Treacy is the designer credited with taking the love of hat typically  seen on “women of a certain age and from a bygone era” to the forefront of fashion not only in England, but in all of Europe. Treacy, born in Ireland and one of 9 children, began to sew at age 5. His mother had chickens and ducks and a sewing machine; so, Philip felt he had all the raw materials he needed to create clothes and hats for his sisters’ dolls. After first attending the Art and Design school in Dublin, he eventually made his way to London where he attended The Royal College of Art.

London is where Treacy moved away from clothes and  began to focus solely on hats. It is also where he would meet Isabella Blow, the style editor for Tattler Magazine, who would push Treacy’s unique talent to the  top of his field in the fashion world.
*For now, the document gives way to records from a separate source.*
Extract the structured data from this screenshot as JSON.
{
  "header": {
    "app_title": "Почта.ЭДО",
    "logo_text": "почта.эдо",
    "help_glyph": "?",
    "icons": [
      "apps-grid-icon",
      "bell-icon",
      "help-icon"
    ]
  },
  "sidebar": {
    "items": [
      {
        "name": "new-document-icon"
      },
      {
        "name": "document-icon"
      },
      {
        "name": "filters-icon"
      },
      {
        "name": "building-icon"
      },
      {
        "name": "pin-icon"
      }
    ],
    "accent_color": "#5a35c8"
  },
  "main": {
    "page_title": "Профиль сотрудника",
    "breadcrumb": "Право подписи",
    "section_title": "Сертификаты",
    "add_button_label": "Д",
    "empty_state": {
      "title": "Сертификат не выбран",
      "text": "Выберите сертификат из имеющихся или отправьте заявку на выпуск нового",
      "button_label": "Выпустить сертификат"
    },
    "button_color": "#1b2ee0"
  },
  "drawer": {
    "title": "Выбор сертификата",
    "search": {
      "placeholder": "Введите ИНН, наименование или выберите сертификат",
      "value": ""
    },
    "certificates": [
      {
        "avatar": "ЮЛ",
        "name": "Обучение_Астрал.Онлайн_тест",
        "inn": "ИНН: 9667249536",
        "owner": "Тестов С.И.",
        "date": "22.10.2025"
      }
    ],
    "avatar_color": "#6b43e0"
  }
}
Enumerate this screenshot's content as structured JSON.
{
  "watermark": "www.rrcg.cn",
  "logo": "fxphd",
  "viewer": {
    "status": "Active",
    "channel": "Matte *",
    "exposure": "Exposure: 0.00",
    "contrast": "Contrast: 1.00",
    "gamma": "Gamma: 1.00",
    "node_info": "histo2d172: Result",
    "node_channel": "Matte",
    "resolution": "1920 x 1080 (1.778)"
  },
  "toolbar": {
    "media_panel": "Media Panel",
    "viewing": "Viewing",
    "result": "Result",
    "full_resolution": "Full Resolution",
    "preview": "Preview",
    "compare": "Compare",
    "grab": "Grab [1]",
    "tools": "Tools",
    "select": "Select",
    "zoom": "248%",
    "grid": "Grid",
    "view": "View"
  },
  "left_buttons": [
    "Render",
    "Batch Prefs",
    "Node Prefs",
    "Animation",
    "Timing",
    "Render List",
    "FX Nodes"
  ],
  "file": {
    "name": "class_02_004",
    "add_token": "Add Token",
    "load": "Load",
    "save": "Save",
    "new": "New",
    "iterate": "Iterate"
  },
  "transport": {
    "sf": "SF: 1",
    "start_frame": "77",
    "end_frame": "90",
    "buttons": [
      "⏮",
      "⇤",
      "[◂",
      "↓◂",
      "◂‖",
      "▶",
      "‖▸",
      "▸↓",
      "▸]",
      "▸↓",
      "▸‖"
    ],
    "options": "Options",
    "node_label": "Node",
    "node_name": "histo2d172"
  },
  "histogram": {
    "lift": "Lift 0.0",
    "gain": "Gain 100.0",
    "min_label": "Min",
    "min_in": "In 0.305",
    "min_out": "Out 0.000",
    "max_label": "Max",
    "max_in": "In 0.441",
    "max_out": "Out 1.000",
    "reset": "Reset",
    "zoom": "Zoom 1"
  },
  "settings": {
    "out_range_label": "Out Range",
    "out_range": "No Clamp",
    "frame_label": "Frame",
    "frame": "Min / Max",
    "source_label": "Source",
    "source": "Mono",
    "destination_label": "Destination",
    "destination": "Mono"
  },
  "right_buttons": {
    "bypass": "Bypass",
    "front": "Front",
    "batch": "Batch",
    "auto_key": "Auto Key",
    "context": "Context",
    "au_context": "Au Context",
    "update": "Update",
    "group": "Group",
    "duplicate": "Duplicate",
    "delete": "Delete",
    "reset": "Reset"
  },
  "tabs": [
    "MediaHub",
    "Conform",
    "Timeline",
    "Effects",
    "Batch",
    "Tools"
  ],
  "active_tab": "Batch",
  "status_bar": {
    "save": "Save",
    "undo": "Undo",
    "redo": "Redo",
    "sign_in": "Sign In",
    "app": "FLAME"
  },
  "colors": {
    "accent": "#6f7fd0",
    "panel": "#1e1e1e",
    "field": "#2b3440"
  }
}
With Blow’s help and connections, he would establish a 10-year design relationship with the house of Chanel, which only launched him further as the world’s most well-known milliner. Treacy’s hats were so elaborate and fanciful that they earned places in numerous Art Biennales across Europe. But most importantly, he has captured the attention and the client base of the most influential people in Europe, designing 36 of the Royal Wedding hats, including that of Prince Charles’ wife, Camilla, the Duchess of Cornwall.

Kentucky Derby Hat

We rarely see hats paraded about in America. The closest we come in this country to covering our noggins creatively is the Kentucky Derby. Horse racing has always been considered the “Sport of Kings.” We here in America patterned our racing attire after the elegant and fanciful ensembles of the Royal Ascot in England, and Derby Attendees have kept that tradition going since 1875. No doubt the American spirit was up and running at this year’s 137th Kentucky Derby, which rode in on the heels of the Royal Wedding.

So who was this year’s winner in the “hat” race? You decide!